Due to the different age structures of LS, examination of the direct relationship between age and long-term COVID risk was treated separately from other risk factors, and we modeled the relationship in two ways. First, in age-heterogeneous samples, we compared long-term COVID risk across prespecified age categories, comparing 45–69 and 70+ to 18–44 across three cohorts (USOC, TwinsUK and GS) , and 55–59 and 60–76 to 45–54 years in one cohort (ALSPAC G0). Second, in a subset of LS birth cohorts with participants of nearly identical ages and who received fully harmonized long COVID questionnaires (MCS, NS, BCS70, and NCDS), we analyzed the trend in absolute risk of COVID along with increasing age between studies using meta-regression.

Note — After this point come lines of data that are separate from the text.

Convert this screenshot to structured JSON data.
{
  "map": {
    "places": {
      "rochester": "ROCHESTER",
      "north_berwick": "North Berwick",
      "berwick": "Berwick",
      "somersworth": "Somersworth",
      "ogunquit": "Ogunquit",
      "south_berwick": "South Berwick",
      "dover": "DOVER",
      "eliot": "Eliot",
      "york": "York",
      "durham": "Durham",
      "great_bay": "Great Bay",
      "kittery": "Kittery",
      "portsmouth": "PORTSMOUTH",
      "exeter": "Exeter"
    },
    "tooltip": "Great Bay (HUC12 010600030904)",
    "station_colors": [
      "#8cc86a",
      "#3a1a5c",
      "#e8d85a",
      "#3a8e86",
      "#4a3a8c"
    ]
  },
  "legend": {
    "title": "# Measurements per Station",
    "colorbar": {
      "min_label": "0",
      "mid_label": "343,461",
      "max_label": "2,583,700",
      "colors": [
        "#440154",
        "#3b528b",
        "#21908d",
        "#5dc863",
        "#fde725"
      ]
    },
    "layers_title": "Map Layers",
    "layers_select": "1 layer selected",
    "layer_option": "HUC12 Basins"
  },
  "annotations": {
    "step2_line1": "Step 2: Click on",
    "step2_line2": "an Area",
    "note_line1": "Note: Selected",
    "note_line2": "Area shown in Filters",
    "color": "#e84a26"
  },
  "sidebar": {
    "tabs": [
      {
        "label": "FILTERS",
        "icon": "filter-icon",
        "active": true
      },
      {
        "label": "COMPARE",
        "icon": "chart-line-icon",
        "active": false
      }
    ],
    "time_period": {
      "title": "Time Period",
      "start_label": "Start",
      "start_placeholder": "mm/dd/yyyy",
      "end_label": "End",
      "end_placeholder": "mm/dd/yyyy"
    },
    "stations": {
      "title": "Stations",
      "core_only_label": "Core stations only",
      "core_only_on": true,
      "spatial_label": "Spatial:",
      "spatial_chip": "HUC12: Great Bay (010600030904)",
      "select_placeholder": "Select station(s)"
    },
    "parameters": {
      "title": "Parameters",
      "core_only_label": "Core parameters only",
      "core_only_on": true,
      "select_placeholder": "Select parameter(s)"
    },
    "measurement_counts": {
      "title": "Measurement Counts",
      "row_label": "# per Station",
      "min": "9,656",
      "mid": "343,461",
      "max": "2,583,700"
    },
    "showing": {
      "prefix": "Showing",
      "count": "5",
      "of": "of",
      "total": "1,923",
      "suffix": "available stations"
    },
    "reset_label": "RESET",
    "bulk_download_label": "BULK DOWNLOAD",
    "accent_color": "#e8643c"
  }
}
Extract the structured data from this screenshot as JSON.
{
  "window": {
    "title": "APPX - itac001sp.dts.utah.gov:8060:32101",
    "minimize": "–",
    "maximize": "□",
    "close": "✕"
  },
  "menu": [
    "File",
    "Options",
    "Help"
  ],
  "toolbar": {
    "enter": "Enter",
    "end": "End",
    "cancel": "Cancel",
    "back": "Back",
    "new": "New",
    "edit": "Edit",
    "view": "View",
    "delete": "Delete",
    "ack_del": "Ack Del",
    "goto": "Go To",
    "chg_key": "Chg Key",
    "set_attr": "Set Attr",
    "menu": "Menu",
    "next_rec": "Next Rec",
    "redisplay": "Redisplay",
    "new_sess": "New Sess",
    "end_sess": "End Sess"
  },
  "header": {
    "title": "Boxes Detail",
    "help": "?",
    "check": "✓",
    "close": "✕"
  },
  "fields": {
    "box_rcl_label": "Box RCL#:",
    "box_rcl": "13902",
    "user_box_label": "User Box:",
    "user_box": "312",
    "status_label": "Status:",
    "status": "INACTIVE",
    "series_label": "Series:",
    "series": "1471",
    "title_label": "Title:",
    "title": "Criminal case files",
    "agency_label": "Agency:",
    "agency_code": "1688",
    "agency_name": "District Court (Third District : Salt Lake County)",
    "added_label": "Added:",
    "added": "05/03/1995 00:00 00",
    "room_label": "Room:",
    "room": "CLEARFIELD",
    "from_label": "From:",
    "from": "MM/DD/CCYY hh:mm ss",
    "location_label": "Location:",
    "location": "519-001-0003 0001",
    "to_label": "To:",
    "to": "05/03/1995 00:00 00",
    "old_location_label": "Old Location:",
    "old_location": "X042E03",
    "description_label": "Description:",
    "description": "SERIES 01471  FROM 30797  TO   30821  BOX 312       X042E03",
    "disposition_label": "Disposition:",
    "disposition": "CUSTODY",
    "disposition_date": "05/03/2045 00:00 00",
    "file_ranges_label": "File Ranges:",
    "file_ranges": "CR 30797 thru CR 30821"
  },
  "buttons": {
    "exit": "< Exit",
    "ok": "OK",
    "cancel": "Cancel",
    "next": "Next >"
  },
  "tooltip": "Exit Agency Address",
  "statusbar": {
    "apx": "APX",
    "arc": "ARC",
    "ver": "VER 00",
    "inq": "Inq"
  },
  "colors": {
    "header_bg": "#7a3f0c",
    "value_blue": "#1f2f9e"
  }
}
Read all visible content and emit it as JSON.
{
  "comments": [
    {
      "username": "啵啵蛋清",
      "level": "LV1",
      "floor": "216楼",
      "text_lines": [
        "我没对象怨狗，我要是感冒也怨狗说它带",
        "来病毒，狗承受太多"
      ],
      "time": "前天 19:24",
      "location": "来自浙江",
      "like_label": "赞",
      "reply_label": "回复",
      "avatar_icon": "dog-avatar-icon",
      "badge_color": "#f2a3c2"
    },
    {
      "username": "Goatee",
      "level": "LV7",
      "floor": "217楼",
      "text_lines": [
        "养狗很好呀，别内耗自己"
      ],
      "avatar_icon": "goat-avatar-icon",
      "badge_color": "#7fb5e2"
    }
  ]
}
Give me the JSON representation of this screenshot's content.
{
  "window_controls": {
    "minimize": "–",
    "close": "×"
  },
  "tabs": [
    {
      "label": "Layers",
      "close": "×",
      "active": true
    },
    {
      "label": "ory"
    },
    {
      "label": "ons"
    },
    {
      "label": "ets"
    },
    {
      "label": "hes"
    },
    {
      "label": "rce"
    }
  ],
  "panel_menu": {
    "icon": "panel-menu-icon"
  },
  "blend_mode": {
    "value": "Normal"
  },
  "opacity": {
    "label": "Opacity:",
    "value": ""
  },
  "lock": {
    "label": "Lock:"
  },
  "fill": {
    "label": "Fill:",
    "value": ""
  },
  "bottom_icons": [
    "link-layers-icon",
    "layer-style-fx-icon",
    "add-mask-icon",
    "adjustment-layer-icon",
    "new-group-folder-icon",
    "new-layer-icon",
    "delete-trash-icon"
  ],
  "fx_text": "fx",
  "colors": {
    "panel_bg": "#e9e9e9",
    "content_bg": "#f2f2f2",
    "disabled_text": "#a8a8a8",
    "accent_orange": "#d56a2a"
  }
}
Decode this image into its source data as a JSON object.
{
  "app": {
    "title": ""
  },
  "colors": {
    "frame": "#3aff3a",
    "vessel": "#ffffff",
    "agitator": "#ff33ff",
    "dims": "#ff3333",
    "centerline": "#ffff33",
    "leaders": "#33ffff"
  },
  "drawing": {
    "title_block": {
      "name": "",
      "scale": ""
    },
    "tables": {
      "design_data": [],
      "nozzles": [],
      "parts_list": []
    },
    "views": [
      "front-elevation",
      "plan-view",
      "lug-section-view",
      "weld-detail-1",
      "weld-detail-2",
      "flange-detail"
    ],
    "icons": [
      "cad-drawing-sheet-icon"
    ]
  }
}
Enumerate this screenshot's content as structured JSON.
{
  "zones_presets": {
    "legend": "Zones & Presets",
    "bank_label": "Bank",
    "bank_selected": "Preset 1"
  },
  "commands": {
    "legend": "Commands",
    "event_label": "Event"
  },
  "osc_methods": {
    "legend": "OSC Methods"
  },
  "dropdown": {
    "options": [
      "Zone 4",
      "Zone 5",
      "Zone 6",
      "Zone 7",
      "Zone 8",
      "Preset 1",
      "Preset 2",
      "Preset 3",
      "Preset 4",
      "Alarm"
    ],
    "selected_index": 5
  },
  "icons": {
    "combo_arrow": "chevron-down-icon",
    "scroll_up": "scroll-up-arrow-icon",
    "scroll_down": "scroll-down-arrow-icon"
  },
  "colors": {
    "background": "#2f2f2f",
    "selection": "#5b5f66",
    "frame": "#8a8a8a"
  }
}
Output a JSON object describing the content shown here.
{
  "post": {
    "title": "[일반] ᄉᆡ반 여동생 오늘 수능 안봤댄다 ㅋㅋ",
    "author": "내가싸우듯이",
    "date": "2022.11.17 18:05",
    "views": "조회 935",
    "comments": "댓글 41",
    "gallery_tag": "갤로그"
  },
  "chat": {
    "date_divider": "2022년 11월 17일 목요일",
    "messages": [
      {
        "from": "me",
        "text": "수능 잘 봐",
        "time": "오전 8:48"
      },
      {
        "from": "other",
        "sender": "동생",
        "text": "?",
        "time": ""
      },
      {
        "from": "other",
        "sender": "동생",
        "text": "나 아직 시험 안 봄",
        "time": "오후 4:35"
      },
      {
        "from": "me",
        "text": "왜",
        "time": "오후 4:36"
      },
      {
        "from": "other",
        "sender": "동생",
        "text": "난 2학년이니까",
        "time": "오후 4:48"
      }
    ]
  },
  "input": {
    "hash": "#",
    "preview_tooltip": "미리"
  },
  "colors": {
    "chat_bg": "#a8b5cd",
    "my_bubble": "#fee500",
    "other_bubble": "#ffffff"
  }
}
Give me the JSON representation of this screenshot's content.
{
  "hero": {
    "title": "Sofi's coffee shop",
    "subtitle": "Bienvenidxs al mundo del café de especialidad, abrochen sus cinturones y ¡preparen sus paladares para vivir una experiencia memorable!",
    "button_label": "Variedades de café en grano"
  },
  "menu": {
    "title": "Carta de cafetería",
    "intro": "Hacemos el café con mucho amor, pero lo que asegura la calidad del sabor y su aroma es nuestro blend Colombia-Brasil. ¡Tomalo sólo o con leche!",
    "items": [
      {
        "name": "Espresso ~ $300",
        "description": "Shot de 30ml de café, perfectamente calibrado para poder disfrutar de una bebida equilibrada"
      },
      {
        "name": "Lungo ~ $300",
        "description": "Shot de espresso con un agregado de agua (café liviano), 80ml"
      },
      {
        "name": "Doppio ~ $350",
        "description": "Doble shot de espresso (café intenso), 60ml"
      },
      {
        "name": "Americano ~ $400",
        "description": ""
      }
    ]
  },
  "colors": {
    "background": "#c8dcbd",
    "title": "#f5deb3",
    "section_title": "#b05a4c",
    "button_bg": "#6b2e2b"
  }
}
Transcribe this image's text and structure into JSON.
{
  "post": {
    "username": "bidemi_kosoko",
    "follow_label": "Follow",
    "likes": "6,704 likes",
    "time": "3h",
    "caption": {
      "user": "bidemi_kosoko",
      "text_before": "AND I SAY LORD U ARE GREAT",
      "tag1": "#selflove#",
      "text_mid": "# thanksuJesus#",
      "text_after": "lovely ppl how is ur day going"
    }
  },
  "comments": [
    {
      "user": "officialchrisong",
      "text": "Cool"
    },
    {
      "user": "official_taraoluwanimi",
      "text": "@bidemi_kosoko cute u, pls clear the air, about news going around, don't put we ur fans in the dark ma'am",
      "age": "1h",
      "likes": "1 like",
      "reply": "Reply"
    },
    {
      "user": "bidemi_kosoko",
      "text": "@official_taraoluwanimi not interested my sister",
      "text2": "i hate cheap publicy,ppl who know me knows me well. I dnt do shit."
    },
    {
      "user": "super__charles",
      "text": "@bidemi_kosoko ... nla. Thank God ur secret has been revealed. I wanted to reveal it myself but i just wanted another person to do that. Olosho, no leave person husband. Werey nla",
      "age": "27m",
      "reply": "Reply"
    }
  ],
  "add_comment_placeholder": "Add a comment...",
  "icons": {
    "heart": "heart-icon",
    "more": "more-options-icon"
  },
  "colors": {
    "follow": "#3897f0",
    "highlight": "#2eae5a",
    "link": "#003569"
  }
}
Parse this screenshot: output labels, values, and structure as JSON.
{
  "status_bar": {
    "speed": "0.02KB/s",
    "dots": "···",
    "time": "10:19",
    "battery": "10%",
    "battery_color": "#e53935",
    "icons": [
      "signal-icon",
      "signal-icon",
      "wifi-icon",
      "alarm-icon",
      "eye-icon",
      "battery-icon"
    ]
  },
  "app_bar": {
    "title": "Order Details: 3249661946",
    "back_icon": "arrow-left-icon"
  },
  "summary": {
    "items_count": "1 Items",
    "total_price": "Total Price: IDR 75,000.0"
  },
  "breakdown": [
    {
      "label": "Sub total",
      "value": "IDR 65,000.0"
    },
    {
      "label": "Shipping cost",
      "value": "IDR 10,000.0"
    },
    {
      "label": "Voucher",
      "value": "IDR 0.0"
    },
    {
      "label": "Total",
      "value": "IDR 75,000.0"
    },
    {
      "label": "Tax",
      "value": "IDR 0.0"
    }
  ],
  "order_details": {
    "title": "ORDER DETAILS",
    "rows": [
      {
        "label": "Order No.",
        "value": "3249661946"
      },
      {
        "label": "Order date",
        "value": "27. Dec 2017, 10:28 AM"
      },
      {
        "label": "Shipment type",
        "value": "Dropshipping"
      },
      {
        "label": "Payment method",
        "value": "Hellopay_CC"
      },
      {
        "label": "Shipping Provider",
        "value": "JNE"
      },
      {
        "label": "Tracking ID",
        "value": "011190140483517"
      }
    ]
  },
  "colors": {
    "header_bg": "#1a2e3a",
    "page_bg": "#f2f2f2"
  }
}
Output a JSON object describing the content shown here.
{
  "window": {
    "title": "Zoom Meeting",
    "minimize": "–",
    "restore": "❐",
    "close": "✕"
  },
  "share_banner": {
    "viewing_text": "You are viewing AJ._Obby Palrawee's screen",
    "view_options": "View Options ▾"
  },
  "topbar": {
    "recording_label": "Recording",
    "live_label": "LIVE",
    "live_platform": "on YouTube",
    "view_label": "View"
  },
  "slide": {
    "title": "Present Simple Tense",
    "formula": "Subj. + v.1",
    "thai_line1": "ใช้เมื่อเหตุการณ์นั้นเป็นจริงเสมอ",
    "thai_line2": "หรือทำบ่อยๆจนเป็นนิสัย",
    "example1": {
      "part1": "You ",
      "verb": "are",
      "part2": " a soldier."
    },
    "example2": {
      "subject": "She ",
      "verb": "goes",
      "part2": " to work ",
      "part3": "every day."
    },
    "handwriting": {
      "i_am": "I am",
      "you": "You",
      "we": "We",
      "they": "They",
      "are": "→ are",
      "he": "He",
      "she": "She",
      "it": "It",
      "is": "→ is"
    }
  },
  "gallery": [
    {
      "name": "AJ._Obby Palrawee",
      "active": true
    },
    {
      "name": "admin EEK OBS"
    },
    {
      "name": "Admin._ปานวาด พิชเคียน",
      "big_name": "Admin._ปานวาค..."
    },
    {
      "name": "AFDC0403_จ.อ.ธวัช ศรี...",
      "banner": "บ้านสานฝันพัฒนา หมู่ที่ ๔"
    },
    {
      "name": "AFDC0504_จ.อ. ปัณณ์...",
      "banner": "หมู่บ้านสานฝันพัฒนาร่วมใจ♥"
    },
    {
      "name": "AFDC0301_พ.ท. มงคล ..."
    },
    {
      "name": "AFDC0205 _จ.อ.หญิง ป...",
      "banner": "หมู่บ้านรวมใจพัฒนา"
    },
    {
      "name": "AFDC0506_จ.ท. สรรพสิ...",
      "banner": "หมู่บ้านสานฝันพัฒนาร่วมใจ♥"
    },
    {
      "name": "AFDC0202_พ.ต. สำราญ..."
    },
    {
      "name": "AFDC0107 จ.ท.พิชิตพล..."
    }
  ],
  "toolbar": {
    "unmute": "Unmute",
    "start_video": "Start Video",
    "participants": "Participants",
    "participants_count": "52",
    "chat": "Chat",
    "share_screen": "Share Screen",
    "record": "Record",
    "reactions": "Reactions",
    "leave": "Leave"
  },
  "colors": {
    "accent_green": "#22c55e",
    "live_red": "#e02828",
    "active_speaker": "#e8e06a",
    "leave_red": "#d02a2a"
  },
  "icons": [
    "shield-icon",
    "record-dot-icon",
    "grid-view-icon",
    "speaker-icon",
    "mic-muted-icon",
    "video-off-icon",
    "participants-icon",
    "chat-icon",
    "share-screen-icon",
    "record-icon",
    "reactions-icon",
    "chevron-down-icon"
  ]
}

Attrition and survey design were addressed by weighting the estimates to be representative of their target population in each LS (weights were not available for BiB and TwinsUK).
To mitigate index event bias27, IPW were derived for the risk of COVID-19. These were derived in each LS separately but following a common approach used previously (see Supplementary Note 3 for details)42. The derived weights were then applied in all analysis models as a sensitivity control.
For studies in which we were able to verify SARS-CoV-2 infection (TwinsUK and ALSPAC-G0 and -G1), analyzes were repeated on the subsample of those who had a polymerase chain reaction (PCR) positive obtained by binding with data tests and/or lateral flow antibody test (ALSPAC) and enzyme immunoassay (ELISA) (TwinsUK)43 results confirming viral exposure. These results are shown in Supplementary Figs. 11–14.
Statistical analysis: EHR
We performed logistic regression to assess whether long COVID recorded by a GP was associated with each sociodemographic or pre-pandemic health characteristic. We adjusted for the same set of confounders used in the LS analyses: age (as a categorical variable), gender, ethnicity.
In further analyzes of age as a risk factor for long COVID in EHR data, we assigned individuals in 10-year categories an age in the middle of each group and then assessed the trend in frequency of long COVID with age using linear and nonlinear meta-regression.
Summary of reports
Further information on the research design can be found in the summary of nature research reports linked to this article.